PETITIONER: STATE OF HARYANA & ORS. Vs. RESPONDENT: DEWAN SINGH & ORS. DATE OF JUDGMENT06/11/1995 BENCH: RAMASWAMY, K. BENCH: RAMASWAMY, K. KIRPAL B.N. (J) CITATION: 1996 AIR 675 1996 SCC (7) 394 JT 1995 (8) 348 1995 SCALE (6)480 ACT: HEADNOTE: JUDGMENT:
O R D E R
Leave granted.
The notification under Section 4 of the Land
Acquisition Act, 1894 [for short, “the Act”] was furnished
on January 22, 1981. Notices were given under Section 9 of
the Act. The Collector after conducting an enquiry made an
award on April 19, 1984 and allegedly took possession of the
land on the even date. The respondents assert that they are
in possession. The respondents filed the writ petition on
May 13, 1985 challenging the notification under Section 4
[1] of the Act on the ground that dispensing with an enquiry
under Section 5-A exercising power under Section 17 [4] of
the Act was bad in law as there was no urgency and the award
was, on the face of the case, valid in law. The High Court
by order dated May 27, 1985 allowed the writ petition
following Dharam Singh vs. State of Haryana [C.W.P. No. 2891
of 1984 decided on 9th November, 1984]. Thus this appeal by
special leave.
It is contended by the appellant that after the award
had been made, the respondents received compensation and
also sought reference under Section 18. The Land Acquisition
Officer was competent to make the award within two years
under Section 11-A of the Act after the Amendment Act 68 of
1984. The award came to be made within that period. So the
proceedings under Section 4 and 6 shall not stand lapsed by
operation of Section 11-A of the Act.
It is contended for the respondents that enquiry under
Setion 5-A is a valuable right and a minimum right by which
the owner is entitled to show that the land is not fit to be
used for public purpose. It would be open to show that some
other land would be more suitable for public purpose, viz.,
land for market committee. Exercising the power under
Section 17 [4] dispensing with the enquiry conducted under
Section 5-A is clearly illegal. Though there was delay on
the part of the respondents in challenging the notification,
delay does not mitigate to take away the valuable right of
approaching the High Court. The order of the High Court in
Dharam Singh’s case [supra] was not challenged. It is open
to the appellants to canvass the correctness of the award on
that premise, though the award had become final.

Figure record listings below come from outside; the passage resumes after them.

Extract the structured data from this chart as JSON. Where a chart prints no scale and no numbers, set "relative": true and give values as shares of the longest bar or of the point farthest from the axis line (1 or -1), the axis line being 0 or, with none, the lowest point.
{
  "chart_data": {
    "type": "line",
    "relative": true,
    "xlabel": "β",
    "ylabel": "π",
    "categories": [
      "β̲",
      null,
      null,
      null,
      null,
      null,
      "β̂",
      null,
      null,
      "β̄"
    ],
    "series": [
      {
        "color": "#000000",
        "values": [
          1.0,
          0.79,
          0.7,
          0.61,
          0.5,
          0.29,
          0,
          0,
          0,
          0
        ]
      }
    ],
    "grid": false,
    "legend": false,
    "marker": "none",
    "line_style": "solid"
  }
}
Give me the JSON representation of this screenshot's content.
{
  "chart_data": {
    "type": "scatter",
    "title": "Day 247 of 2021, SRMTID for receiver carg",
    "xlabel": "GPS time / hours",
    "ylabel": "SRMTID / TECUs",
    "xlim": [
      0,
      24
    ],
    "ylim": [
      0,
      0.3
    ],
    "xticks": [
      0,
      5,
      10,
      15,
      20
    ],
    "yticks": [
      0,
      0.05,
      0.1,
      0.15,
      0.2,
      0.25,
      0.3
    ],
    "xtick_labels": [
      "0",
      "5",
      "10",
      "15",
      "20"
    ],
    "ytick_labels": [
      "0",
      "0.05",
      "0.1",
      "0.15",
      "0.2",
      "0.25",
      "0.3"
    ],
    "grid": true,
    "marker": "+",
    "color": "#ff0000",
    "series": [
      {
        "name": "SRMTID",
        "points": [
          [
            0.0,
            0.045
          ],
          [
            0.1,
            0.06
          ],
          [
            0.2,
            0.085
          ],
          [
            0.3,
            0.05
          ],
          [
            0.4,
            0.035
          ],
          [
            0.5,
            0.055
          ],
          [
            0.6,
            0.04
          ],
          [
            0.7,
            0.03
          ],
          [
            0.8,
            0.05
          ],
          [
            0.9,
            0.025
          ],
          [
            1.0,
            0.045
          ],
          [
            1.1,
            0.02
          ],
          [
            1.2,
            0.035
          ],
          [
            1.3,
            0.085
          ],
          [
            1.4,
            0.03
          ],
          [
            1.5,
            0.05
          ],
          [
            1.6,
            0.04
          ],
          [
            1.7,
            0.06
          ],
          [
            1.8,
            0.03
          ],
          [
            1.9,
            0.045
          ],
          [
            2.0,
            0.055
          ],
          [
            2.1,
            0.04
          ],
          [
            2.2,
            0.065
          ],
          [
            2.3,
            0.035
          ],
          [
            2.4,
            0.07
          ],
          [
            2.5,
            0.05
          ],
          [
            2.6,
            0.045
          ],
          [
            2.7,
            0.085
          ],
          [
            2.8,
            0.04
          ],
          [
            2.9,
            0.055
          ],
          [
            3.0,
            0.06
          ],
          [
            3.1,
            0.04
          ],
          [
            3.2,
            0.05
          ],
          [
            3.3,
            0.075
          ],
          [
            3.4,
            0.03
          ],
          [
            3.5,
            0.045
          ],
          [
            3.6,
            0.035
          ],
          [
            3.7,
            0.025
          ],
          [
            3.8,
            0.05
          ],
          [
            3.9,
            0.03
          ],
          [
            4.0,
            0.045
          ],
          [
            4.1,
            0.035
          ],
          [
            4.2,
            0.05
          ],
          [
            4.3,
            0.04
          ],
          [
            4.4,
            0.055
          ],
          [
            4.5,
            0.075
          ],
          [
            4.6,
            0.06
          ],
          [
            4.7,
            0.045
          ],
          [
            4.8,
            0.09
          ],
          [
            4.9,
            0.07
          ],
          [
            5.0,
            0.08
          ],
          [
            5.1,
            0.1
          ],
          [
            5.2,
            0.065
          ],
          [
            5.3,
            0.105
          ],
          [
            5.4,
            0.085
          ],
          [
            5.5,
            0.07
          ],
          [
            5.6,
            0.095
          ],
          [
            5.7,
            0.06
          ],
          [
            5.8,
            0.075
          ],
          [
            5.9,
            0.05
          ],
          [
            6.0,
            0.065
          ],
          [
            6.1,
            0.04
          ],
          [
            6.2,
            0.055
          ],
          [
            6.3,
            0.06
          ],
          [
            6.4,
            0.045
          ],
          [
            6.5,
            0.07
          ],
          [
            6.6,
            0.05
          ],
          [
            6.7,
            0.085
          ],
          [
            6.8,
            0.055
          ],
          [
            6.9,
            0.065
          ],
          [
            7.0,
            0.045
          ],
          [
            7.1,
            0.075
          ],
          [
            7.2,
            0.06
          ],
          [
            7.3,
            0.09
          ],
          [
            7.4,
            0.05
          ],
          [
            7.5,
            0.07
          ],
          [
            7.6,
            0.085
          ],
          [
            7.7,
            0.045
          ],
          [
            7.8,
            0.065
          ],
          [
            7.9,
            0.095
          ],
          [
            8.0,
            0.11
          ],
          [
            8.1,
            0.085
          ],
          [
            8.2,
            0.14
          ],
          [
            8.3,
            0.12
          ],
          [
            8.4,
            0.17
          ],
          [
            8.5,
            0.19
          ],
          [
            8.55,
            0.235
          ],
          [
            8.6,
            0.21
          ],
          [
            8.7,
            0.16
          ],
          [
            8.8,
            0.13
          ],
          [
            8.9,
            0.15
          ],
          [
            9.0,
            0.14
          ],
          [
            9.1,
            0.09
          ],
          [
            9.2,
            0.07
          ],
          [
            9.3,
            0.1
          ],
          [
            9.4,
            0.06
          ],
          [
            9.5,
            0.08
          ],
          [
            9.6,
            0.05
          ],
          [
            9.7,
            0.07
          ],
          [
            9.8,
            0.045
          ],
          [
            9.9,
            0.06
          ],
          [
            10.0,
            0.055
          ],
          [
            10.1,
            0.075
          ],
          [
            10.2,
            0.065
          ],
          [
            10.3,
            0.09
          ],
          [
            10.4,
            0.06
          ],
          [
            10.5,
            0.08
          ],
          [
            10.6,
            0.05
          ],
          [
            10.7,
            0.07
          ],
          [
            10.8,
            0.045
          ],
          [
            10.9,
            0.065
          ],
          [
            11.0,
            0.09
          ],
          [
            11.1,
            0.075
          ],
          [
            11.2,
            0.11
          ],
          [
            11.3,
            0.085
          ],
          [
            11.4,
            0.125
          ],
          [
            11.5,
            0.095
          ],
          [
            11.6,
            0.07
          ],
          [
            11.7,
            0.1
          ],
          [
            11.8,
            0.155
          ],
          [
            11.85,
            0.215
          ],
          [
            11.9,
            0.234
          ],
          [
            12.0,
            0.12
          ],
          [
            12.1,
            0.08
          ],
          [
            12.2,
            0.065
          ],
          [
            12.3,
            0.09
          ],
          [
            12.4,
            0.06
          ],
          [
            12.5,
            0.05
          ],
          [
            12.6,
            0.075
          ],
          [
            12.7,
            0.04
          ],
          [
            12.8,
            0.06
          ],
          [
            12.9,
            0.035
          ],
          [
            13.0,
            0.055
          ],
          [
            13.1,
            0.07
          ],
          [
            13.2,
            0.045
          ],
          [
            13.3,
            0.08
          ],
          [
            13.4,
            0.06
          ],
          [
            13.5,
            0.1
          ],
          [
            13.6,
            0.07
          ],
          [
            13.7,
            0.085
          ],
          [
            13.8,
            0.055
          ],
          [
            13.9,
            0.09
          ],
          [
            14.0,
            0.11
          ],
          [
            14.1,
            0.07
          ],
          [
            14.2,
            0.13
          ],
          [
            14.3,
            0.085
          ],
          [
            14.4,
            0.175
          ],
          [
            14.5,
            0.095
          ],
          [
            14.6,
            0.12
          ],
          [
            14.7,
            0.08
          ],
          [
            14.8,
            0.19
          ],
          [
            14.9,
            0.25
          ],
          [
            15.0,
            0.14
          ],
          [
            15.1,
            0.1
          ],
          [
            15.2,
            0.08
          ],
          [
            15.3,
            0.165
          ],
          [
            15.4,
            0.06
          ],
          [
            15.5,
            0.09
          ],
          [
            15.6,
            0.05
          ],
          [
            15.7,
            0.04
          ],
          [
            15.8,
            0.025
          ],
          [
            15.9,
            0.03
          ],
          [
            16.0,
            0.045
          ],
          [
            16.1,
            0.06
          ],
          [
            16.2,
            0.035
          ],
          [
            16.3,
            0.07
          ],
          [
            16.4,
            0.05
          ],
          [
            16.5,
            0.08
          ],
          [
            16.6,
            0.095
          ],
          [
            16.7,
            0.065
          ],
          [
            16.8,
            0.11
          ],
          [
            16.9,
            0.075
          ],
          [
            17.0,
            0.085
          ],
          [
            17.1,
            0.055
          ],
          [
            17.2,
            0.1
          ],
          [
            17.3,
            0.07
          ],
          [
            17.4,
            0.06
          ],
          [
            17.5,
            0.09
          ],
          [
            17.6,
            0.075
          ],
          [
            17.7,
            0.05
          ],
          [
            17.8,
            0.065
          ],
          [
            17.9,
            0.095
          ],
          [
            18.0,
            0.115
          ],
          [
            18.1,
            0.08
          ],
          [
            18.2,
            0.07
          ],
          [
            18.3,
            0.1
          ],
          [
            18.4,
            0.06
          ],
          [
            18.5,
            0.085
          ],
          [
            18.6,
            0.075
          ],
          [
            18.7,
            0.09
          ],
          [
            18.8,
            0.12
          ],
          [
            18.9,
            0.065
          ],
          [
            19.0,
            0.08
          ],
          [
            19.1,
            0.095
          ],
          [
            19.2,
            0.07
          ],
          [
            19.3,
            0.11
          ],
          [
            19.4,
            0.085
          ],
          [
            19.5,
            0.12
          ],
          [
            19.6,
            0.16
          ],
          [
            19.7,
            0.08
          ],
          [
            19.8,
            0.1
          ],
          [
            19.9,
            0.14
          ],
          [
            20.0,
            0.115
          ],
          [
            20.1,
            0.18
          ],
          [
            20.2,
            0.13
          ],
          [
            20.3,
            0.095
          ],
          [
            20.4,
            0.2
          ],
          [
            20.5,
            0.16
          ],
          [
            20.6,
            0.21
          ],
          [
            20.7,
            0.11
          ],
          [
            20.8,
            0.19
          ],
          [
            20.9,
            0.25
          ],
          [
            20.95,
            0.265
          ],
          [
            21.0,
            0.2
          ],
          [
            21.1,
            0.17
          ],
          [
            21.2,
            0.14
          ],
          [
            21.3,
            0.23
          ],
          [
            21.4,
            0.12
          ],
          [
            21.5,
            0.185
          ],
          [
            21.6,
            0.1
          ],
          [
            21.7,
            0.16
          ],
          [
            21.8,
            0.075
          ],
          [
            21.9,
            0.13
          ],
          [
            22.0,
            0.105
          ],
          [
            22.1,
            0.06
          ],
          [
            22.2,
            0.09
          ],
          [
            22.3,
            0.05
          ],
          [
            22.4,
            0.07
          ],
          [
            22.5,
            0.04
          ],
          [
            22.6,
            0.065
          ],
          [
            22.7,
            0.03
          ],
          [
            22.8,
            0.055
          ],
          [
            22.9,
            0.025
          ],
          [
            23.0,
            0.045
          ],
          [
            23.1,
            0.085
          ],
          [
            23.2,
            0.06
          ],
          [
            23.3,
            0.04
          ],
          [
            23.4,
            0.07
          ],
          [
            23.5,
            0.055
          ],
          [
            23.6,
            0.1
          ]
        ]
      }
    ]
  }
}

The question for consideration is whether the High
Court was justified in interfering with the award dated
April 19,1984 made by the Collector and the notification
under Section 4 [1]. It is seen that the notification under
Section 4 [1] and the declaration were not challenged till
May 13, 1985 while the award came to be made on April 13,
1984. The respondents in fact received the amount under
protest but that fact was not brought to the notice of the
High Court. It is also not in dispute that at that point of
time an application for reference under Section 18 was made
within the limitation provided therein. It would appear that
after the writ petition was allowed the appliation was
withdrawn. After the award was made, the Court would not be
justified to quash the notifcation under Section 4 [1] and
declaration under Section 6 for dispending with the enquiry
under Setion 5-A.
In these circumstances, we think that the appropriate
course would be to sustain the notification under Section 4
[1] and the declaration under Section 6 and the award made
under Section 11. It would be open to the respondents to
make an application under Section 18 within 30 days from to-
day to the Collector for reference to Civil Court for
determining the compensation.
The appeal is accordingly allowed and the judgment of
the High Court under appeal is set aside. However, in the
circumstances, there will be no order as to costs.